Here’s good news: the National Retail Federation is predicting holiday retail sales will grow 4.1 percent this year. That, incidentally, is the best prediction the group has issued in five years. But there’s a downside, too. Assuming the 4.1 percent is realized, it will actually be less than last year’s total holiday sales increase of 5.6 percent. Perhaps that’s the motive for the big boys to start pushing Christmas buying now as there might be slightly less spending to go around.
Presumably the retailers group has taken into account the uncertainty hanging over everyone’s head concerning the “fiscal cliff” and potential tax increases. Those, coupled with overall concerns about jobs, deficits and the looming elections, certainly account for the softer-than-last-year spending expectation. However, isn’t it also reasonable to think that if some of the uncertainty is removed (elections over, tax cuts extended, etc.) spending could top these predictions? Likely.
Whatever happens, the holiday shopping period, typically defined as November-December, is not very far away. So right now is the time to plan out some Christmas promotions and activities to tap into the available Christmas spending. Email blasts featuring weekly Christmas gift special ideas; a holiday open house; exclusive invitations to your best customers offering specially-priced products for gift-giving are just a couple of ideas.
Of course, there are always gift certificates and stocking stuffers. Just use your imagination and create fun promotions that will be attractive to your regular customers. I can tell you in the past my wife, Kay, has opened some great gifts from me, like a depth finder one time, a folding fighting chair another, matching Pursuit shirts in her stocking. OK, so maybe these weren’t on the top of her Christmas list, but I assure you they were among her gifts I bought during the Christmas season.

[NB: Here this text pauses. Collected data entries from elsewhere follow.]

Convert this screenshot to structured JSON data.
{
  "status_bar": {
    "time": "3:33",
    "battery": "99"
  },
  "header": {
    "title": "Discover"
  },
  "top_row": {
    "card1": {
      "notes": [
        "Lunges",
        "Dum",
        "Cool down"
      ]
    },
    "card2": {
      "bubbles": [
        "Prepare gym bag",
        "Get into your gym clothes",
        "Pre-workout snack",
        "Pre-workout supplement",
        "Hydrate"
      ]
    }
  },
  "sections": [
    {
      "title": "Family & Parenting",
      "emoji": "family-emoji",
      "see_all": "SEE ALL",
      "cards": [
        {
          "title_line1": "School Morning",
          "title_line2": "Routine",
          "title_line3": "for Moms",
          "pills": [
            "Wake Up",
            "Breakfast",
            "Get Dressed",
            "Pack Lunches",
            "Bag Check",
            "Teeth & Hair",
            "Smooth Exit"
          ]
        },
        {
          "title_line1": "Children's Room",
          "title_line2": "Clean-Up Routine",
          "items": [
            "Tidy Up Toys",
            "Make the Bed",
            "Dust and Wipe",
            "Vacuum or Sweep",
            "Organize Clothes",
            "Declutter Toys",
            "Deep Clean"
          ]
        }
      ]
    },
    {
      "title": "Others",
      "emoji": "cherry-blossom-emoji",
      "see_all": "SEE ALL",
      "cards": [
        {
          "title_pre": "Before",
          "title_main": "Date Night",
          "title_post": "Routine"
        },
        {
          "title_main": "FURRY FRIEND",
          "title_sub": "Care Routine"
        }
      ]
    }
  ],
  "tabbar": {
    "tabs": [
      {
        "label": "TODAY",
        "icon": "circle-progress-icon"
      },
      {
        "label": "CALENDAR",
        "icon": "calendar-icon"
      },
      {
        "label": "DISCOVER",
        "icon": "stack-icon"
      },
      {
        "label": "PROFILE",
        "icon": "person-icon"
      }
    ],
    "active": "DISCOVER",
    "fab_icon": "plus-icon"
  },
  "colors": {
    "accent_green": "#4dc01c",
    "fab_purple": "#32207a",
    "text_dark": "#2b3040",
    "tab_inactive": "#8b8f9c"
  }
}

So if the bells are going to jingle, make it happen in your cash register. And don’t overlook pushing some gifts online through your website. That’s because online sales are also predicted to grow this holiday season by as much as 12 percent over last year. But since the holiday buying season is less than 30 days away now, determining what you’re going to do to get a share of the holiday spending should be happening right now.